Phase 3: Deliberations and Voting

  1. The Chair invites the supervisor to speak on the candidate’s history, the project timeline, and aspects of the oral defense. If the thesis was submitted without supervisor approval, the Chair reads the supervisor’s written objections before inviting the Graduate Chair designate to speak.
  2. The supervisor is then asked to remain silent while the examiners alone discuss the academic merits of the written manuscript and oral performance. If an absent External Examiner issued a negative preliminary grade, the Chair provides copies of their report to the board to aid the discussion.
  3. The Chair outlines the official voting paths and ensures examiners can access their electronic forms (either via Veritas or the legacy Track A Qualtrics link).
  4. Examiners submit their confidential forms. The Chair tallies the results to determine the official verdict.
  5. The Chair recalls the candidate and supervisor to the room and formally pronounces the final decision of the Thesis Examination Board.

5. Official Examination Outcomes & Post-Exam Actions

The final assessment divides evaluations into the written thesis artifact (Pass, Pass Conditional, Unacceptable) and the oral defense (Acceptable, Unacceptable):

Pass

  • Definition: The thesis artifact is acceptable as it stands and the oral defense is acceptable.
  • Action: No formal revisions are mandated for graduation. Examiners may suggest minor grammatical, typographical, or formatting adjustments on the report. The student is encouraged to apply these improvements within 1 to 2 weeks before their final submission.

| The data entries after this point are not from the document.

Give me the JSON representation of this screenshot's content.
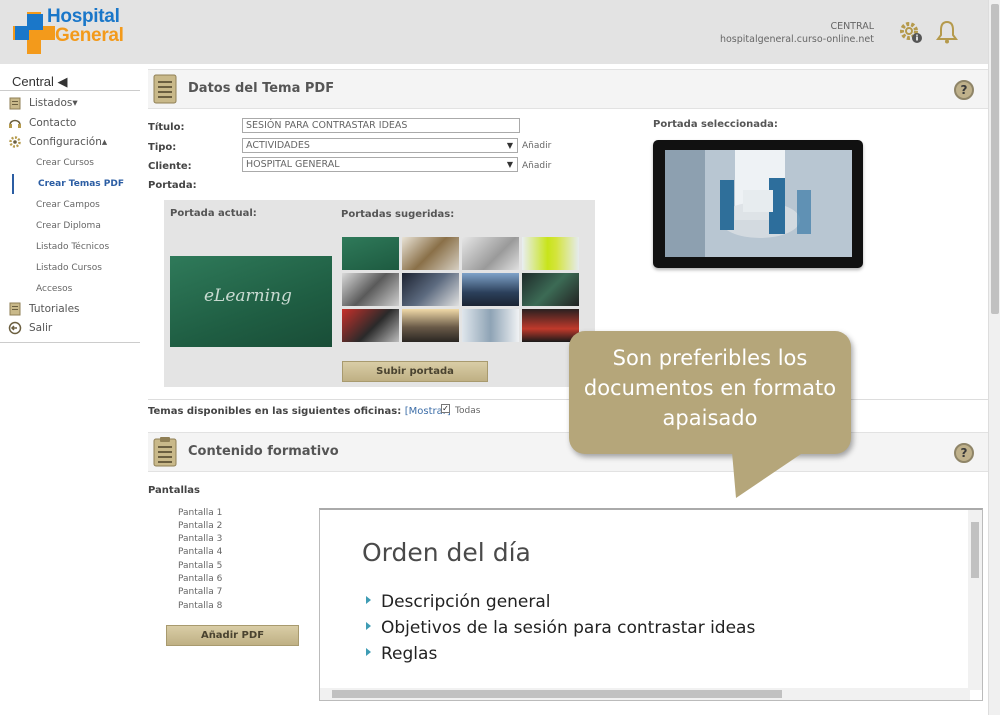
{
  "header": {
    "logo_line1": "Hospital",
    "logo_line2": "General",
    "center_name": "CENTRAL",
    "center_url": "hospitalgeneral.curso-online.net",
    "icons": [
      "gear-info-icon",
      "bell-icon"
    ],
    "brand_blue": "#1a77c9",
    "brand_orange": "#f39a1b"
  },
  "sidebar": {
    "title": "Central ◀",
    "items": [
      {
        "label": "Listados▾",
        "icon": "clipboard-icon"
      },
      {
        "label": "Contacto",
        "icon": "headset-icon"
      },
      {
        "label": "Configuración▴",
        "icon": "gear-icon"
      },
      {
        "label": "Tutoriales",
        "icon": "book-icon"
      },
      {
        "label": "Salir",
        "icon": "exit-icon"
      }
    ],
    "subitems": [
      "Crear Cursos",
      "Crear Temas PDF",
      "Crear Campos",
      "Crear Diploma",
      "Listado Técnicos",
      "Listado Cursos",
      "Accesos"
    ],
    "active_subitem": "Crear Temas PDF"
  },
  "panel1": {
    "title": "Datos del Tema PDF",
    "labels": {
      "titulo": "Título:",
      "tipo": "Tipo:",
      "cliente": "Cliente:",
      "portada": "Portada:"
    },
    "titulo_value": "SESIÓN PARA CONTRASTAR IDEAS",
    "tipo_value": "ACTIVIDADES",
    "cliente_value": "HOSPITAL GENERAL",
    "add_label": "Añadir",
    "portada_actual_label": "Portada actual:",
    "portada_actual_text": "eLearning",
    "portadas_sugeridas_label": "Portadas sugeridas:",
    "subir_button": "Subir portada",
    "portada_seleccionada_label": "Portada seleccionada:"
  },
  "oficinas": {
    "text": "Temas disponibles en las siguientes oficinas:",
    "link": "[Mostrar]",
    "todas_label": "Todas",
    "todas_checked": true
  },
  "panel2": {
    "title": "Contenido formativo",
    "pantallas_label": "Pantallas",
    "pantallas": [
      "Pantalla 1",
      "Pantalla 2",
      "Pantalla 3",
      "Pantalla 4",
      "Pantalla 5",
      "Pantalla 6",
      "Pantalla 7",
      "Pantalla 8"
    ],
    "add_pdf_button": "Añadir PDF"
  },
  "preview": {
    "heading": "Orden del día",
    "bullets": [
      "Descripción general",
      "Objetivos de la sesión para contrastar ideas",
      "Reglas"
    ]
  },
  "callout": {
    "lines": [
      "Son preferibles los",
      "documentos en formato",
      "apaisado"
    ],
    "color": "#b5a67a"
  }
}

Pass Conditional Upon Revisions

  • Definition: The oral defense is acceptable, but the written manuscript contains technical flaws, errors in calculations, unclear sections, or insufficient data discussions that must be remedied to meet Western's scholarly standards.
  • Action: A clear majority of examiners must agree on the revisions. The committee must select a single member of the board to act as the Designated Examiner to review and approve the final modifications. Crucial Policy Rule: The Supervisor cannot serve as the Designated Examiner. Revisions must normally be completed within 6 weeks of the defense.

Unacceptable

  • Definition: The written work contains profound conceptual deficits, inappropriate methodology, systematic misuse of data, a failure to engage the scholarly context, or severely flawed presentation. Alternatively, the oral defense failed to verify authentic authorship or satisfactory knowledge.
  • Action: The thesis is blocked from graduation. The Chair must document the exact scientific and structural reasons for the failure on the report, and the Vice-Provost (SGPS) will automatically refer the case to a formal Re-Submission Hearing Committee.

Voting Math and Deadlocks:

  • A candidate fully passes the examination if a majority of the board marks the thesis content a pass and the oral defense acceptable.
  • If the board splits evenly (such as a 2/2 tie on a four-member panel) on either the written manuscript or the oral defense quality, the vote is automatically weighted in favor of the External Examiner's decision to break the tie.
  • Once the Chair submits the final report, an automated system email transmits the structural results to SGPS, the supervisor, and the Chair. Successful students will receive detailed automated instructions regarding publication parameters and repository uploads.